The following loads all the CSV files from the `data/pubmed/tests/` directory and prepares them to be annotated.

In [None]:

if not Path('data/pubmed/tests_annotated.csv').exists():
    csv_files = Path('data/pubmed').glob('tests/*.csv')

    corpora = []
    for csv_file in tqdm(csv_files, desc='Reading CSV files'):
        df = pd.read_csv(csv_file)
        df['corpus_name'] = csv_file.stem
        corpora.append(df)

    df = pd.concat(corpora, axis=0)
    df['abstract'].fillna(df['title'], inplace=True)
    df['is_relevant'] = None
    df.to_csv('data/pubmed/tests_annotated.csv', index=False)

##  Annonate PubMed corpus

For each article, you will be asked to annotate them as `relevant` or `irrelevant`. You need to make sure of the following constraints for each question:

- `journal_title` refers to a cogntive science journal.
- `title` and `abstract` are in theory and practice related to the context that is provided in the `corpus_name`.
- and all the other features make sense.

You will have three choices: relevant, irrelevant, and skip.

When you are done with annotating, just run the next cell to store your work. Don't worry; next time you run this annotating process, you will only see those articles that are not previously annotated.

In [None]:
pd.set_option('display.max_colwidth', None)

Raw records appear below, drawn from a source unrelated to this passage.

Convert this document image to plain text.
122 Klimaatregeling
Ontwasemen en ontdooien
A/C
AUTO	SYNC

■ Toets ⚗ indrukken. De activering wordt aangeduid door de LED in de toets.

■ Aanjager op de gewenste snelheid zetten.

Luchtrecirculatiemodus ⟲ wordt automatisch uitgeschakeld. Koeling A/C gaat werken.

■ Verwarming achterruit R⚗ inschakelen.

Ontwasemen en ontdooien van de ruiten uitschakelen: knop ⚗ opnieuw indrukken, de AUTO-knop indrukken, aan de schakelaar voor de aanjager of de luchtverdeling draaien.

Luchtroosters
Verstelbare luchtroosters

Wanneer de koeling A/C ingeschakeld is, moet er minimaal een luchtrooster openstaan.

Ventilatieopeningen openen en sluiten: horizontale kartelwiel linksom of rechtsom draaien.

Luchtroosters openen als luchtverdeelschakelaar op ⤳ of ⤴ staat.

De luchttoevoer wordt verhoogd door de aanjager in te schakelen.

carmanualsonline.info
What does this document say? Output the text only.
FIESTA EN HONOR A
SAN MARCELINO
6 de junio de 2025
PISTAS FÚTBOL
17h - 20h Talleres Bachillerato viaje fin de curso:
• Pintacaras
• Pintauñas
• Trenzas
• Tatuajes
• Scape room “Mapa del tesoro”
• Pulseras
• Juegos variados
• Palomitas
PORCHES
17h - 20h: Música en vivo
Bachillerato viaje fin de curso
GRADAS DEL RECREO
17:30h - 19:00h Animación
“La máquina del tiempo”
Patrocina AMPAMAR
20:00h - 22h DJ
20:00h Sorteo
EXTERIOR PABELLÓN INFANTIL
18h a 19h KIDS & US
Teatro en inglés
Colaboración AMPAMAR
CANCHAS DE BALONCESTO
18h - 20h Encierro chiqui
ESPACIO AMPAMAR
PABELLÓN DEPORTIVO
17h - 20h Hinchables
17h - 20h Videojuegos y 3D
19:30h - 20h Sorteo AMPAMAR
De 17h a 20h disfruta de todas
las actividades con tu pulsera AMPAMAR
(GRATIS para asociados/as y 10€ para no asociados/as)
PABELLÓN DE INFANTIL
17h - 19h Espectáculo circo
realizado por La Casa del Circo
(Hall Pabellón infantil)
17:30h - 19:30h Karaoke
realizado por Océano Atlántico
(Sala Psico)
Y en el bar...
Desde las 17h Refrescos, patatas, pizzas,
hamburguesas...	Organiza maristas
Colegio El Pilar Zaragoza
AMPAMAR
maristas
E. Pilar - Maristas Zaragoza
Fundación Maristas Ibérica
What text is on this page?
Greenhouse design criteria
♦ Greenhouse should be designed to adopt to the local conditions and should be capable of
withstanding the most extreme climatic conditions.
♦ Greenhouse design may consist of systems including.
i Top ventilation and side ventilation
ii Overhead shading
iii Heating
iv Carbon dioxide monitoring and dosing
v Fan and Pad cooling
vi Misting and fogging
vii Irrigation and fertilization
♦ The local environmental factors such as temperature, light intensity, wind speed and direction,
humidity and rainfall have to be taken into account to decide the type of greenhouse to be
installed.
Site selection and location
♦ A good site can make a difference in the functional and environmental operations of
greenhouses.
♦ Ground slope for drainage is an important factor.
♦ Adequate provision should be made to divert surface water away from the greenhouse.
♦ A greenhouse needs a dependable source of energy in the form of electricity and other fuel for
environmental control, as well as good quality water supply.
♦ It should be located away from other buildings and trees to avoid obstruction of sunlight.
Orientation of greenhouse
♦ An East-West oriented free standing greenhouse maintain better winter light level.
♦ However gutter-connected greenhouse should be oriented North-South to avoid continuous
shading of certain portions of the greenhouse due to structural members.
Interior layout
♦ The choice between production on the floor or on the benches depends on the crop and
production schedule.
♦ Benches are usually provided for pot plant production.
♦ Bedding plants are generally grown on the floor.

df = pd.read_csv('data/pubmed/tests_annotated.csv')
annotations = annotate(
  df.query('is_relevant.isna()').index,
  options=['relevant','irrelevant'],
  shuffle=True,
  display_fn=lambda x: display(df.iloc[x:x+1].T)
)

## Store the newly annonated articles

**do NOT run this cell except when you're done annotating and want to save the results.**

In [None]:
annotations_dict = {a[0]: (a[1]=='relevant') for a in annotations}
df.loc[list(annotations_dict.keys()), 'is_relevant'] = list(annotations_dict.values())
df.to_csv('data/pubmed/tests_annotated.csv', index=False)